Minho hayır demek için ağzını aralayacak olsada Hyunjin onu dinlemeden ayağa kalktı. Vücudunun her yeri kanla kaplıydı. Sağlam bir yeri olduğundan şüpheliydi. İyi de neden? Bunu ona kim yapmıştı, babası mı?
Hyunjin, Minho'yu ayağa kaldırmak için kollarından tutacakken Minho acıyla irkildi. Koluna ve vücuduna yediği sıcak demir sopalar her yerini yakmıştı. "Hastane de olmaz. Onlarda polise haber verir."
Hyunjin derin bir nefes verdi. Hiçbir şey yapmazsa gözünün önünde öleceğinden korkuyordu. "Paran var mı?" Minho zor açtığı gözleriyle karşısındaki bedene bakarken hayır anlamında başını sallamıştı. Çantası siktiğimin karaoke odasında kalmıştı.
"Daha sonra bana borcunu ödeyeceksin o zaman."
Hyunjin neden bunu yaptığını bilmeksizin yere eğildi ve Minho'ya sırtına binmesini söyledi. Başta inkar etsede ona yapmazsa polisi arayacağını söylediği için dediğini yaptı.
"Özür dilerim. Sana yük oluyorum."
Hyunjin sırtında neredeyse doğru düzgün konuşamayan bedeni onayladı. "Evet, yük oluyorsun. Kendini savunmayı bilmiyor musun Lee Minho?"
Minho gülümsedi. Söylediği her söz ona geri dönüyordu. Kollarını daha sıkı Hyunjin'in boynuna doladı. Hyunjin en yakın nöbetçi eczanenin önüne geldiğinde Minho'yu sırtından indirdi ve kaldırıma oturttu. Hızlıca eczane girip bir sürü gazlı bez, tentürdiyot ve ağrı kesici almıştı. İşine yarayabilecek türden her şeyi. Kadının şüpheli bakışlarını umursamadan. Hızlıca işini halledip çıkmıştı oradan.
Daha sonra yine sırtındaki Minho ile tabiri caizse boktan bir motel odasına gitmişlerdi. Resepsiyondaki adam ikisinede tuhaf ve tiksinen bakışlarla baksada Hyunjin bunu önemsemedi. Tek gecelik kiralayabileciği en küçük odayı kiralamıştı.

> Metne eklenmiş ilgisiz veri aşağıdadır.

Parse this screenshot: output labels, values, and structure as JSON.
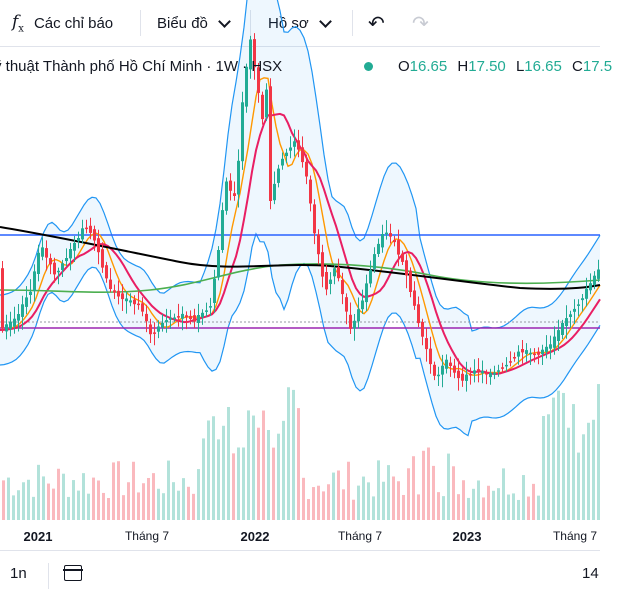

Motelin boktan bir yer olduğunu dıştan anlamıştı ama içini gördüğünde gerçekten buranın iğrenç olduğunu bir kez daha abladı. Asansörü bozuk olduğu için Minho'yu üç kat sırtında taşıdıktan sonra sonunda odaya varabilmişlerdi.
Eline tutuşturulmuş anahtarı, kilide sokacakken kilit elinde kalmıştı. Hyunjin daha ne olabilir diye düşünüyordu ancak daha ne olabileceğini içeriye girdiğinde anlamıştı. Oda hiç temiz değildi ve kendinden önce odada yaşananları az çok tahmin edebiliyordu.
"Tekrardan özür dilerim. Bunları yapmak zorunda değil-"
"Lütfen konuşma, her an seni burda bırakıp gidebilirim."
Hyunjin'in ani çıkışıyla Minho dudaklarını birbirine bastırmıştı. Yinede yanında kalmasını tercih ederdi. Kendisini yatağa bırakmasıyla Minho acıyla titredi. Bu gece ölmezse, hiçbir gece ölmeyeceğini düşündü.
Hyunjinde onun yanına oturdu. Ve bir süre ikisi yanyana öylece oturmaya devam etti. Saat gece yarısını geçiyordu. Daha sonra Hyunjin poşetten çıkardığı astım ilacını Minho'nun eline tutuşturdu.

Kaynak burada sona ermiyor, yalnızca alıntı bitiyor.